Get iNews App with new looks!
Mode Gelap
Advertisement
Aa Text
Share:
Read Next : Bupati Sukoharjo Etik Suryani Dibawa ke Jakarta Usai OTT KPK, 6 Koper Ikut Diamankan
Advertisement . Scroll to see content

Eks Wali Kota Cirebon Nashrudin Azis Divonis 9 Tahun Penjara Korupsi Rp86 Miliar Gedung Setda

Jumat, 10 Juli 2026 - 11:31:00 WIB
Eks Wali Kota Cirebon Nashrudin Azis Divonis 9 Tahun Penjara Korupsi Rp86 Miliar Gedung Setda
Mantan Wali Kota Cirebon Nashrudin Azis divonis 9 tahun penjara dalam kasus korupsi proyek pembangunan Gedung Setda Kota Cirebon senilai Rp86 miliar. (Foto: iNews).
Advertisement . Scroll to see content

BANDUNG, iNews.id – Majelis Hakim Pengadilan Tindak Pidana Korupsi (Tipikor) Bandung menjatuhkan hukuman sembilan tahun penjara kepada mantan Wali Kota Cirebon, Nashrudin Azis dalam perkara korupsi pembangunan Gedung Sekretariat Daerah (Setda) Kota Cirebon senilai Rp86 miliar. 

Putusan tersebut dibacakan dalam sidang di Pengadilan Tipikor Bandung pada Kamis (9/7/2026).
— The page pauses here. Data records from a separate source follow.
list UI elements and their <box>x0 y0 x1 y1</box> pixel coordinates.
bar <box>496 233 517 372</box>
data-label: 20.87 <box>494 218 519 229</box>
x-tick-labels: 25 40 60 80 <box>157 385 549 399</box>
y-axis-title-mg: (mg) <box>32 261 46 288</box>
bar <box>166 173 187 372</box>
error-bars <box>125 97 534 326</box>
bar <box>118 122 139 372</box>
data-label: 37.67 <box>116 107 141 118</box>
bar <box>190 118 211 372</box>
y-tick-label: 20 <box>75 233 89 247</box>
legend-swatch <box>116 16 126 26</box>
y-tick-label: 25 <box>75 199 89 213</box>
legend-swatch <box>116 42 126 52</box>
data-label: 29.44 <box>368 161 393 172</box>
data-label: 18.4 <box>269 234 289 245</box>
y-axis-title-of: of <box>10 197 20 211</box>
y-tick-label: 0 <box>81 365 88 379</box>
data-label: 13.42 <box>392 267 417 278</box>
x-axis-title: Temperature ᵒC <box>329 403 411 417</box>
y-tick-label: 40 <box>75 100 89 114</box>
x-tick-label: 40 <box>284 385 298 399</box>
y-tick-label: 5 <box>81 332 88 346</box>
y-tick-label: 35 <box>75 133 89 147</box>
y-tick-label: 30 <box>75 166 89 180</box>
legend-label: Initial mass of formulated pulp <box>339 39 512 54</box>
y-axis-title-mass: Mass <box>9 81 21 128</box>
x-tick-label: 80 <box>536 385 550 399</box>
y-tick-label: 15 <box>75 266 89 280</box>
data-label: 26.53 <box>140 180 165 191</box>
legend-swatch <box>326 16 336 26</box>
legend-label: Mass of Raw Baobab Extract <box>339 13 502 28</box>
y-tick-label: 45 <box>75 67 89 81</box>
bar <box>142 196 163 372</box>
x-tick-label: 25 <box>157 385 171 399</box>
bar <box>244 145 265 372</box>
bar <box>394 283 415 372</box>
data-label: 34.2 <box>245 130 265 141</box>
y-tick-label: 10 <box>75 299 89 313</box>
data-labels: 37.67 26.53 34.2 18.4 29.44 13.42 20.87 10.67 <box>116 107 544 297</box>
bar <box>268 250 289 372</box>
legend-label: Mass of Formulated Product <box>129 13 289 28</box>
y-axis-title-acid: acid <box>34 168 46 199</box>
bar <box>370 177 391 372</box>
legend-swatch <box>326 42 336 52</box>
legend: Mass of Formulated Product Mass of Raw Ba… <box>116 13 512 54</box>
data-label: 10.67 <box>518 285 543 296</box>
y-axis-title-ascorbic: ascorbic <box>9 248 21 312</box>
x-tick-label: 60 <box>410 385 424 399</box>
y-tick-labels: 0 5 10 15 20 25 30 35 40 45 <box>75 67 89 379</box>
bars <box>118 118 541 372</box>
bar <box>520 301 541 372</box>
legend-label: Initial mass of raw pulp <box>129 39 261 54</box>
Selain pidana penjara, Nashrudin Azis diwajibkan membayar denda sebesar Rp500 juta. 

Apabila denda tersebut tidak dibayarkan, akan diganti dengan pidana kurungan sesuai ketentuan yang berlaku. 

Dalam pertimbangannya, majelis hakim menyatakan Nashrudin Azis terbukti melanggar dakwaan subsider Pasal 3 juncto Pasal 18 ayat (1) huruf b dan ayat (2) Undang-Undang Nomor 31 Tahun 1999 tentang Pemberantasan Tindak Pidana Korupsi. Perbuatannya dinilai mengakibatkan kerugian keuangan negara sekitar Rp26 miliar.

Selain Nashrudin Azis, majelis hakim juga menjatuhkan putusan terhadap lima terdakwa lain yang terlibat dalam perkara tersebut. Pungki Hertanto divonis empat tahun penjara dan denda Rp500 juta subsider 140 hari kurungan. 

Kemudian, Budi Raharjo dijatuhi hukuman enam tahun penjara serta denda Rp500 juta subsider 140 hari kurungan. Sementara, Heri Mudjiono dan Adam H. Supena masing-masing dijatuhi hukuman tujuh tahun penjara disertai denda Rp500 juta subsider 140 hari kurungan.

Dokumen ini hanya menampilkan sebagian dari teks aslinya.